(ats) Le programme de législature se concrétise, avec des précisions concernant le développement durable, l'égalité des sexes ou les relations avec l'Europe. Le Conseil des Etats a revu jeudi plusieurs de ses exigences et majoritairement suivi les propositions de la conférence de conciliation.

La feuille de route comprend trois lignes directrices divisées en 18 objectifs et 53 mesures. La Suisse soutient la cohésion nationale et le renforcement de la coopération internationale. Elle assure la sécurité, s'engage pour la protection du climat et agit en partenaire fiable sur le plan international.

La Suisse assure sa prospérité et saisit les chances du numérique et du développement durable. Le Parlement a tenu à inscrire cette notion de durabilité.

Le programme a été élaboré avant la pandémie de Covid-19. Les Chambres fédérales estiment que le Conseil fédéral doit désormais y intégrer les enseignements tirés de la crise. Le Conseil national aurait souhaité ajouter une nouvelle ligne directrice concernant la stabilité et l'équilibre des finances fédérales. La copie élaborée en conférence de conciliation ne la mentionne plus.

Finances à surveiller

La Chambre du peuple avait proposé d'exclure les dépenses extraordinaires liées au Covid-19 du frein à l'endettement. Le gouvernement est désormais chargé de concocter un projet sur la gestion de ces dépenses évitant toute hausse d’impôts et tout programme d’allégement. Les mesures pour plafonner à moyen et long terme les dépenses en personnel de l'administration fédérale ont aussi été biffées.

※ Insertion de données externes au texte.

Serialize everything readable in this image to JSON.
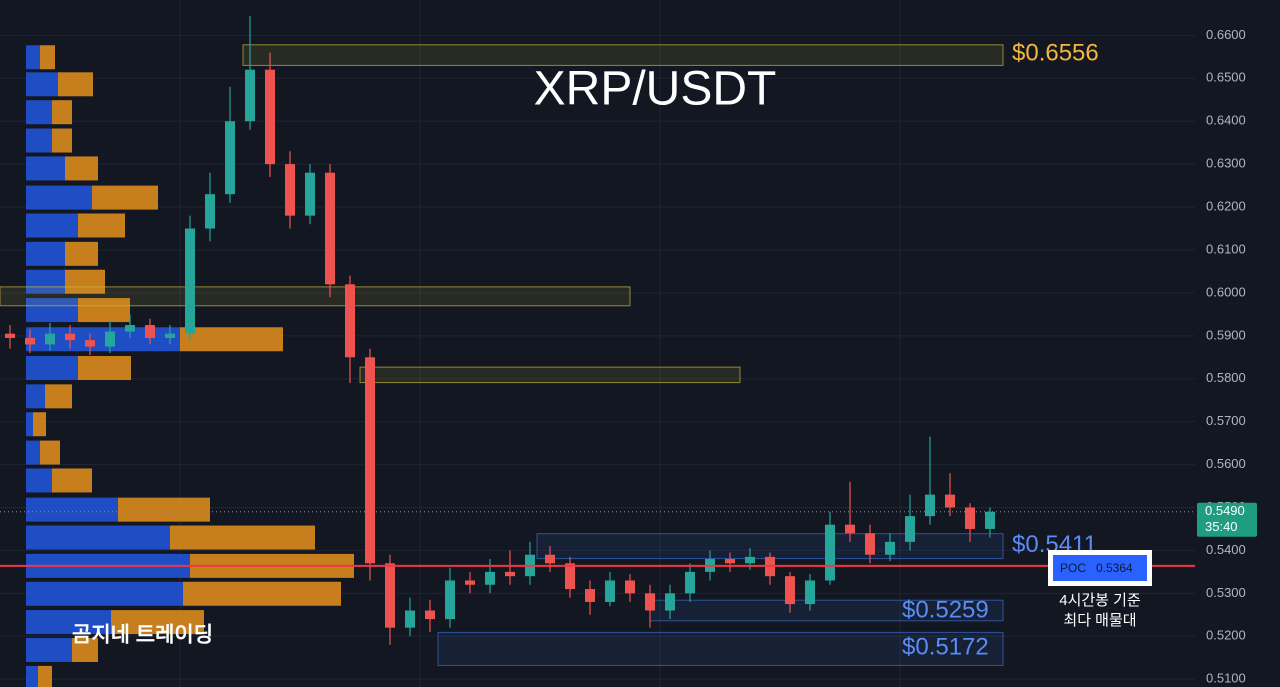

Par 20 voix contre 18, le Conseil des Etats s'est montré favorable à l'introduction de l'imposition individuelle, une idée émanant du National. Charles Juillard (PDC/JU) a plaidé en vain pour retirer cette disposition, estimant qu'il existe d'autres possibilités pour réduire l'inégalité entre mariés et concubins, comme une déduction supplémentaire.

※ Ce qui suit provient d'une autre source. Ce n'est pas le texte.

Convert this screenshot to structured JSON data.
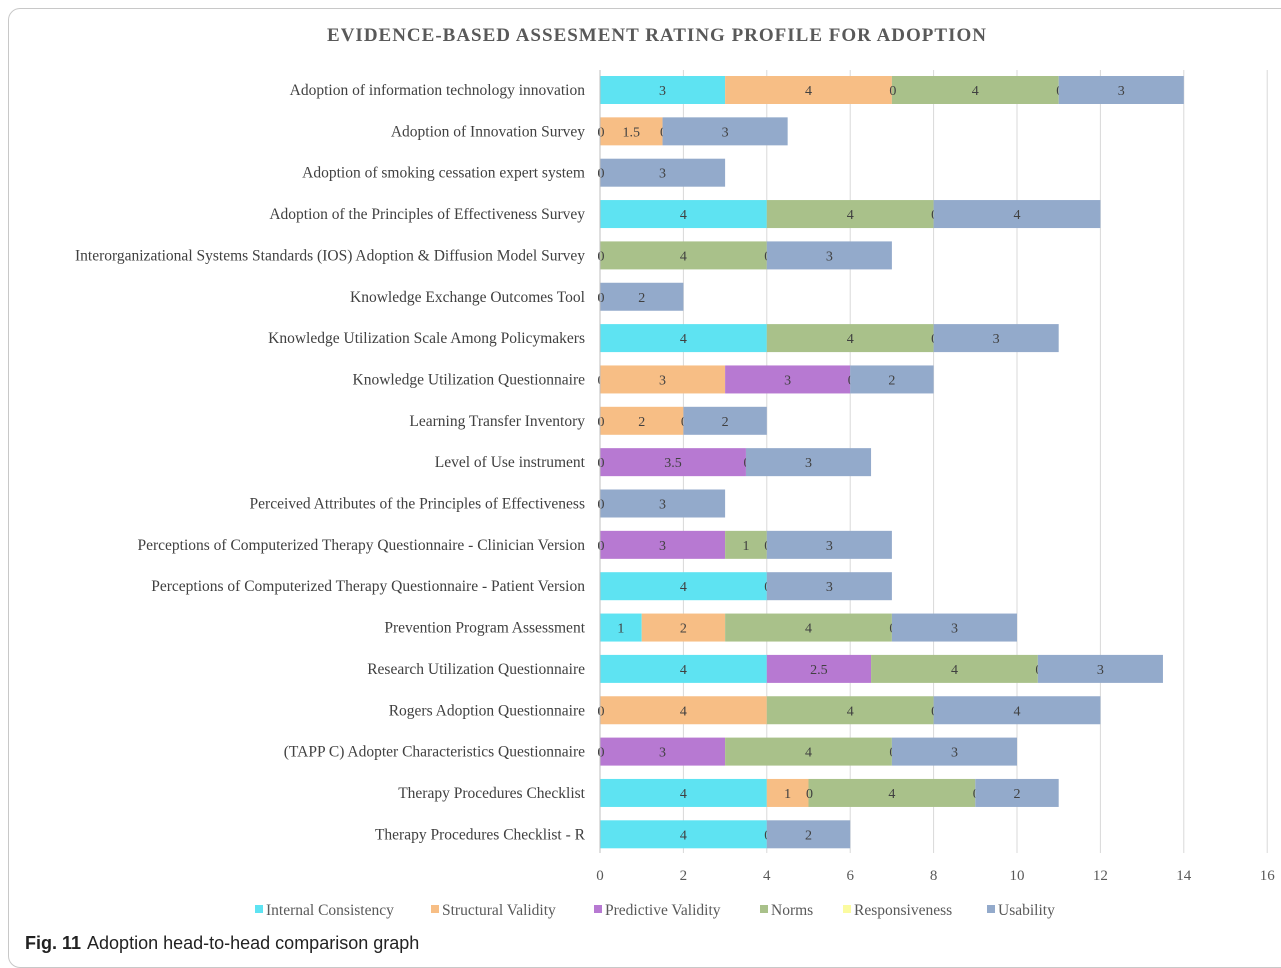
{
  "chart_data": {
    "type": "bar",
    "orientation": "horizontal",
    "stacked": true,
    "title": "EVIDENCE-BASED ASSESMENT RATING PROFILE FOR ADOPTION",
    "xlim": [
      0,
      16
    ],
    "xticks": [
      0,
      2,
      4,
      6,
      8,
      10,
      12,
      14,
      16
    ],
    "grid": true,
    "legend_position": "bottom",
    "categories": [
      "Adoption of information technology innovation",
      "Adoption of Innovation Survey",
      "Adoption of smoking cessation expert system",
      "Adoption of the Principles of Effectiveness Survey",
      "Interorganizational Systems Standards (IOS) Adoption & Diffusion Model Survey",
      "Knowledge Exchange Outcomes Tool",
      "Knowledge Utilization Scale Among Policymakers",
      "Knowledge Utilization Questionnaire",
      "Learning Transfer Inventory",
      "Level of Use instrument",
      "Perceived Attributes of the Principles of Effectiveness",
      "Perceptions of Computerized Therapy Questionnaire - Clinician Version",
      "Perceptions of Computerized Therapy Questionnaire - Patient Version",
      "Prevention Program Assessment",
      "Research Utilization Questionnaire",
      "Rogers Adoption Questionnaire",
      "(TAPP C) Adopter Characteristics Questionnaire",
      "Therapy Procedures Checklist",
      "Therapy Procedures Checklist - R"
    ],
    "series": [
      {
        "name": "Internal Consistency",
        "color": "#5ee3f2",
        "values": [
          3,
          0,
          0,
          4,
          0,
          0,
          4,
          0,
          0,
          0,
          0,
          0,
          4,
          1,
          4,
          0,
          0,
          4,
          4
        ],
        "labels": [
          "3",
          "0",
          "0",
          "4",
          "0",
          "0",
          "4",
          "0",
          "0",
          "0",
          "0",
          "0",
          "4",
          "1",
          "4",
          "0",
          "0",
          "4",
          "4"
        ]
      },
      {
        "name": "Structural Validity",
        "color": "#f7be85",
        "values": [
          4,
          1.5,
          null,
          null,
          null,
          null,
          null,
          3,
          2,
          null,
          null,
          null,
          null,
          2,
          null,
          4,
          null,
          1,
          null
        ],
        "labels": [
          "4",
          "1.5",
          "",
          "",
          "",
          "",
          "",
          "3",
          "2",
          "",
          "",
          "",
          "",
          "2",
          "",
          "4",
          "",
          "1",
          ""
        ]
      },
      {
        "name": "Predictive Validity",
        "color": "#b779d2",
        "values": [
          null,
          null,
          null,
          null,
          null,
          null,
          null,
          3,
          null,
          3.5,
          null,
          3,
          null,
          null,
          2.5,
          null,
          3,
          null,
          null
        ],
        "labels": [
          "",
          "",
          "",
          "",
          "",
          "",
          "",
          "3",
          "",
          "3.5",
          "",
          "3",
          "",
          "",
          "2.5",
          "",
          "3",
          "",
          ""
        ]
      },
      {
        "name": "Norms",
        "color": "#a9c18a",
        "values": [
          4,
          null,
          null,
          4,
          4,
          null,
          4,
          null,
          null,
          null,
          null,
          1,
          null,
          4,
          4,
          4,
          4,
          4,
          null
        ],
        "labels": [
          "4",
          "",
          "",
          "4",
          "4",
          "",
          "4",
          "",
          "",
          "",
          "",
          "1",
          "",
          "4",
          "4",
          "4",
          "4",
          "4",
          ""
        ]
      },
      {
        "name": "Responsiveness",
        "color": "#fbfba0",
        "values": [
          0,
          0,
          null,
          0,
          0,
          null,
          0,
          0,
          0,
          0,
          null,
          0,
          0,
          0,
          0,
          0,
          0,
          0,
          0
        ],
        "labels": [
          "0",
          "0",
          "",
          "0",
          "0",
          "",
          "0",
          "0",
          "0",
          "0",
          "",
          "0",
          "0",
          "0",
          "0",
          "0",
          "0",
          "0",
          "0"
        ]
      },
      {
        "name": "Usability",
        "color": "#93aacb",
        "values": [
          3,
          3,
          3,
          4,
          3,
          2,
          3,
          2,
          2,
          3,
          3,
          3,
          3,
          3,
          3,
          4,
          3,
          2,
          2
        ],
        "labels": [
          "3",
          "3",
          "3",
          "4",
          "3",
          "2",
          "3",
          "2",
          "2",
          "3",
          "3",
          "3",
          "3",
          "3",
          "3",
          "4",
          "3",
          "2",
          "2"
        ]
      }
    ],
    "extra_zero_labels": [
      {
        "row": 0,
        "value": 0,
        "at": 7
      },
      {
        "row": 1,
        "value": 0,
        "at": 0
      },
      {
        "row": 2,
        "value": 0,
        "at": 0
      },
      {
        "row": 4,
        "value": 0,
        "at": 0
      },
      {
        "row": 5,
        "value": 0,
        "at": 0
      },
      {
        "row": 8,
        "value": 0,
        "at": 0
      },
      {
        "row": 9,
        "value": 0,
        "at": 0
      },
      {
        "row": 10,
        "value": 0,
        "at": 0
      },
      {
        "row": 11,
        "value": 0,
        "at": 0
      },
      {
        "row": 15,
        "value": 0,
        "at": 0
      },
      {
        "row": 16,
        "value": 0,
        "at": 0
      },
      {
        "row": 17,
        "value": 0,
        "at": 5
      }
    ]
  },
  "caption": {
    "fig_label": "Fig. 11",
    "text": "Adoption head-to-head comparison graph"
  }
}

S'y ajoute la mise en oeuvre d'une stratégie nationale de conciliation entre vie familiale et activité professionnelle, en collaboration avec les cantons.

L'adoption d'un plan d'action pour prévenir et lutter contre la violence envers les femmes et la violence domestique, conformément à la Convention d'Istanbul, entre dans le cadre des mesures préconisées pour atteindre la cohésion sociale et l'égalité entre les sexes. Le National avait souhaité une réduction de 50% des violences. La disposition ne contient finalement aucun but chiffré.

Relations avec l'UE

Dans le chapitre des relations extérieures, l'objectif en vue de l'adoption de l'accord institutionnel entre la Suisse et l'Union européenne a été confirmé. Les sénateurs ont biffé par 20 voix contre 16 et 3 abstentions, l'adoption d'une stratégie économique extérieure. Plusieurs conseillers aux Etats ont souligné que l'article en question était mal rédigé et que son sens n'était pas clair.

Plusieurs mesures concernant les relations avec l'UE au niveau de la formation et de la recherche ont été précisées. Le financement de la participation de la Suisse à Erasmus+ a été validé par la quasi unanimité des sénateurs. Le mandat de négociation en vue de la participation de la Suisse au programme culturel 2021–2027 de l’UE (Europe Créative) a été confirmé par 25 voix contre 10.

AVS

La proposition du National de mettre en consultation un projet sur la sécurité financière à long terme de l'AVS a été rejetée par les sénateurs de tous bords. Par 27 voix contre 12, elle a été retirée du programme de législature.

Il n'est pas censé de se lancer dans un tel projet alors que le Parlement n'a pas encore pris position sur la réforme de la prévoyance vieillesse, a argumenté Damian Müller (PLR/LU). Cette disposition met en danger le projet gouvernemental.

La mise en oeuvre d'un plan d’action pour la transformation numérique dans le domaine de la santé a aussi été acceptée, mais dans une formulation moins précise que celle du Conseil national.

La recherche agronomique devra être renforcée, en vue de prévenir les effets des changements climatiques et la raréfaction des ressources naturelles. La Suisse devra encore apporter sa contribution à la réalisation des objectifs climatiques internationaux et au maintien de la biodiversité.

Le Conseil national doit encore valider le compromis. Il se prononcera lundi prochain.